At time of writing, the U.S. presidential election is a mere week away. After what has felt like eons, America will finally decide between Hillary Clinton, the potential first ever woman to lead the United States, and Donald Trump, the potential first ever human Cheeto to do the same.
Instead of perpetuating the continuous media onslaught of information that’s plagued the entire election, the Martlet isn’t going to bother predicting who will be crowned the victor on Nov. 8. (We’d hate to be proved wrong.) Rather, we’re going to take some lessons from what’s happened to our southern neighbours.
To start, while it’s easy to paint Trump’s supporters as ignorant, racist, or even fascist, it’s important to remember that much of their current ideology has been driven by desperate economic circumstances: many who used to be considered middle-class and who had no trouble subsisting are now experiencing economic pressures like never before. It’s also worth noting that our situation in Canada isn’t drastically different, and there are many individuals facing unprecedented economic hardships here.

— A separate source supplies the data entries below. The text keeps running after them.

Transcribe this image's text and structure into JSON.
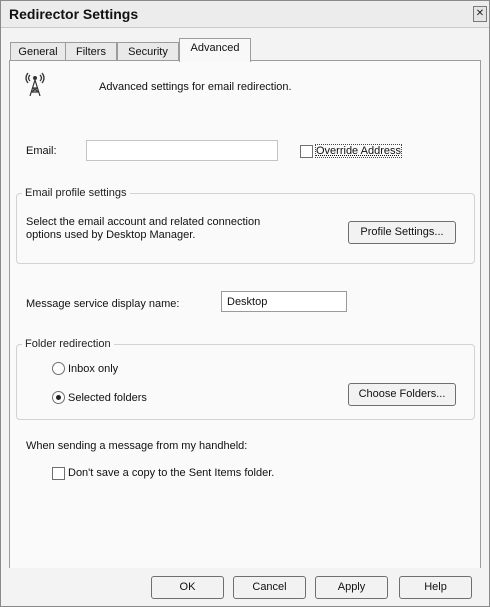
{
  "window": {
    "title": "Redirector Settings",
    "close_glyph": "✕"
  },
  "tabs": [
    {
      "label": "General"
    },
    {
      "label": "Filters"
    },
    {
      "label": "Security"
    },
    {
      "label": "Advanced",
      "active": true
    }
  ],
  "header": {
    "icon": "wireless-tower-icon",
    "description": "Advanced settings for email redirection."
  },
  "email": {
    "label": "Email:",
    "value": "",
    "override_label": "Override Address",
    "override_checked": false
  },
  "profile_group": {
    "legend": "Email profile settings",
    "description_line1": "Select the email account and related connection",
    "description_line2": "options used by Desktop Manager.",
    "button_label": "Profile Settings..."
  },
  "display_name": {
    "label": "Message service display name:",
    "value": "Desktop"
  },
  "folder_group": {
    "legend": "Folder redirection",
    "options": [
      {
        "label": "Inbox only",
        "selected": false
      },
      {
        "label": "Selected folders",
        "selected": true
      }
    ],
    "button_label": "Choose Folders..."
  },
  "handheld": {
    "heading": "When sending a message from my handheld:",
    "checkbox_label": "Don't save a copy to the Sent Items folder.",
    "checked": false
  },
  "footer_buttons": {
    "ok": "OK",
    "cancel": "Cancel",
    "apply": "Apply",
    "help": "Help"
  }
}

And without addressing these issues of economic inequality, we can only expect our own far-right contingents (translated in real life into the proliferation of neo-Nazi groups, nationalist groups, and pro-Aryan groups) to grow and thrive. Let’s not forget the language of “Canadian values” that Kellie Leitch has used in her campaign for leadership of the Conservative Party of Canada — language that has the potential to condone the same type of hateful behaviour that we’ve seen coming out of the States during the presidential campaign.
Also troubling is the trend of large corporations making astronomical campaign donations to candidates, effectively influencing policy once those candidates are elected. Bernie Sanders rallied against big money in politics throughout his extraordinary campaign (extraordinary in the sense that a self-proclaimed socialist got as far as he did), and while he ultimately failed to gather the primary votes that Clinton did, Trump managed to effectively harness that same desire to rid the American political system of big money.
Canadian politics are no stranger to these types of corporate interests influencing policy development, most recently with the B.C. Liberals (and the national Liberals, to be fair) taking much softer stances on issues of fossil fuel development. What candidates everywhere seem to be ignoring is that by appeasing large corporations, governments are contributing to growing inequality and increased stress on the social welfare system. People will only be pushed so far before they’ll start gravitating to candidates that seem to speak to them and understand their hardships. If Trump is any example, the loudest voices also tend to be the most extreme, and people will support almost any ideology if they feel like they’re being heard.
So while Canadians scroll through their social media feeds, rolling their eyes at Ken Bone, candidates like Leitch, who tap into the anger and vitriol of the desperate, are only getting stronger. We’re lucky that we have the advantage of viewing the ugliness of the U.S. election from slightly afar, but if there’s one thing above all to be learned from the U.S. election, it’s this: be critical of the institutions and elected officials that claim to speak in our best interests. If not, we may just find ourselves in the same electoral trash heap come next spring.